Yes. Whether you are a voluntary or involuntary patient receiving mental health treatment, you have a right to make a complaint about the care you are receiving. Each hospital has a complaints procedure in place and has a specific person you can contact if you want to make a complaint. If you don’t feel comfortable making a complaint in person, you can also make it over the phone or in writing.

You can also contact the Mental Health Commission if you want to make a complaint about your care. The Mental Health Commission promotes high standards and good practices in mental health services in Ireland.

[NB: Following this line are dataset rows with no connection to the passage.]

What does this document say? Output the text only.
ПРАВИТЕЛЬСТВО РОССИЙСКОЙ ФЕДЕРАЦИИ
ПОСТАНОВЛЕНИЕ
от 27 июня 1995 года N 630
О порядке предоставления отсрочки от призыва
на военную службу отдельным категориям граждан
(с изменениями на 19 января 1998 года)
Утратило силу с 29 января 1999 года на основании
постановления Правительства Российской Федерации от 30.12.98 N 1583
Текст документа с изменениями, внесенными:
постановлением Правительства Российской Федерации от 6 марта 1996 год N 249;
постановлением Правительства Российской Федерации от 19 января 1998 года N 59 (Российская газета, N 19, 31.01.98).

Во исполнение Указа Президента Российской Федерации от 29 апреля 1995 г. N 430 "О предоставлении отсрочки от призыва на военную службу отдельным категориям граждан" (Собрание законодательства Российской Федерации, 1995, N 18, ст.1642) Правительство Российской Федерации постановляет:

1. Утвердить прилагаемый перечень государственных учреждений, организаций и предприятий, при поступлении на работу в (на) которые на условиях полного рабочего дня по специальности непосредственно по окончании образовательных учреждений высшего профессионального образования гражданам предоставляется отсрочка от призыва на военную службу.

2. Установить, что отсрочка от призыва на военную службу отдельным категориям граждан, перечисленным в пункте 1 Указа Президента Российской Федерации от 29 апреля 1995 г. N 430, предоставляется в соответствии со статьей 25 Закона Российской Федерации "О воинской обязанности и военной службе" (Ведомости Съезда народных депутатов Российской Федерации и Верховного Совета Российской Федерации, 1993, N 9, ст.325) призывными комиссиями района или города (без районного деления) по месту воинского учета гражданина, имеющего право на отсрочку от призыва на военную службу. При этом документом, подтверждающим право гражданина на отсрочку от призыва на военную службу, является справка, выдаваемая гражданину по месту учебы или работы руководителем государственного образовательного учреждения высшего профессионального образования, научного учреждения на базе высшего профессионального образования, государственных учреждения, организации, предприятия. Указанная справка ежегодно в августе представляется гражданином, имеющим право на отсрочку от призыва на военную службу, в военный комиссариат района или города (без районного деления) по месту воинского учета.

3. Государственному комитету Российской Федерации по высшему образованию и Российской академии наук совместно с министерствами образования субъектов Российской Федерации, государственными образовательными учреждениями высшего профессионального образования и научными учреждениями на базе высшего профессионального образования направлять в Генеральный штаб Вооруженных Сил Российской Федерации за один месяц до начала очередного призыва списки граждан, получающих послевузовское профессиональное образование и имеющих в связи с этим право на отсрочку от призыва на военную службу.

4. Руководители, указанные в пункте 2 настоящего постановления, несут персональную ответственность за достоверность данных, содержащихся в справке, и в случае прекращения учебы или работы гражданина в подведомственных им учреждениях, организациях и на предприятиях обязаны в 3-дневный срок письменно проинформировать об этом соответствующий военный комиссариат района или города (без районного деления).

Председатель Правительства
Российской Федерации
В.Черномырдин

They do not have the legal powers to investigate complaints themselves but they can point you in the right direction. Email any concerns to: [email protected]

The Mental Health Commission may direct you to the Inspector of Mental Health Services. The inspector is responsible for making sure regulated mental health services in Ireland are providing a good level of care. They visit these services every year to make sure this is happening. If the inspector or assistant inspectors from the Mental Health Commission are visiting the hospital where you are receiving treatment, you have a right to talk to them and they will ask if you would like to speak to them.